MCAN reports $11.1m net profit for 2Q

Stress tests have improved quality of newly originated mortgages, but also bring uncertainty in number of borrowers who qualify

MCAN reports $11.1m net profit for 2Q

MCAN Mortgage has reported a net profit of $11.1m for the second quarter this year, 24% higher than the same period in 2017.

Its impaired total mortgage ratio decreased significantly to 0.02% in June from 0.10% the previous quarter. Meanwhile, its impaired corporate mortgage ratio decreased to 0.03% from 0.22% at the end of March.

Total mortgage arrears rose over the quarter to $21m from the previous $19m.  The June 30 balance consists entirely of single family mortgages, $3.8 million of which were uninsured.

According to the firm, the introduction of new mortgage stress tests at the start of the year have created uncertainty in terms of the number of borrowers that qualify for new mortgages. However, these tests also provided for an improvement in the quality of newly originated mortgages.

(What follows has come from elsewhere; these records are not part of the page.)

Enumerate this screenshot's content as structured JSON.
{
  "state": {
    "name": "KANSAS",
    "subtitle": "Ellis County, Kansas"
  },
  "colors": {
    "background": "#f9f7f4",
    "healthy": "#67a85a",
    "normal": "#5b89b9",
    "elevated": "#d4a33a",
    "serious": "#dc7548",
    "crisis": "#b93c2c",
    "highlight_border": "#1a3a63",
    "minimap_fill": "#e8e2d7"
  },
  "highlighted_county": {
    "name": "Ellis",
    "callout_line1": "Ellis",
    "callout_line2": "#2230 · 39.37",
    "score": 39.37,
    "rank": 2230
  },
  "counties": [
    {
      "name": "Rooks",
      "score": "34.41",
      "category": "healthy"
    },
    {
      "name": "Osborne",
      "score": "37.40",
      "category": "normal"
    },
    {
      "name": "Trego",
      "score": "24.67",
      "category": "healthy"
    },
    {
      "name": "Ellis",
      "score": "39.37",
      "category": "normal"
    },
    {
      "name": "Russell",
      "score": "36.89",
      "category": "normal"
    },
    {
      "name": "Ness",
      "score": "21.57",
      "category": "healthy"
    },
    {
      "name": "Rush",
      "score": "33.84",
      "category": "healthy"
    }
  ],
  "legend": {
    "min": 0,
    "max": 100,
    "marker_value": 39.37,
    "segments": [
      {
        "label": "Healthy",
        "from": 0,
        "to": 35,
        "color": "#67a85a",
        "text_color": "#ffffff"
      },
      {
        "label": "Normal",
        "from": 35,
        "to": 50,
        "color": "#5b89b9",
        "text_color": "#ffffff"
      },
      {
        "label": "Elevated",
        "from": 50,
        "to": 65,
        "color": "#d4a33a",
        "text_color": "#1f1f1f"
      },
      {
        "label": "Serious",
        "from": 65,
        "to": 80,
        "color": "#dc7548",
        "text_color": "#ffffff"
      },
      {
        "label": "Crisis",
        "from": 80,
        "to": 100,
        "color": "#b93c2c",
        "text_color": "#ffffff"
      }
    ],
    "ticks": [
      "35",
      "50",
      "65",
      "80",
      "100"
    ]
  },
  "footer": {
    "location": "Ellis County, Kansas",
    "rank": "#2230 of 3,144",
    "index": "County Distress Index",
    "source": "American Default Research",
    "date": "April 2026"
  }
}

“We estimate that the uninsured stress test has impacted approximately 10-15% of mortgages that we underwrite based on the borrower's ability to service the higher mortgage rates used in the stress test, and will continue to have some impact on the proportion of mortgages that we approve,” MCAN added.

Looking ahead, it expects the housing market conditions to experience volatility and uncertainty in 2018 as conditions continue to face headwinds as consumers face a rising interest rate environment, making mortgages less affordable.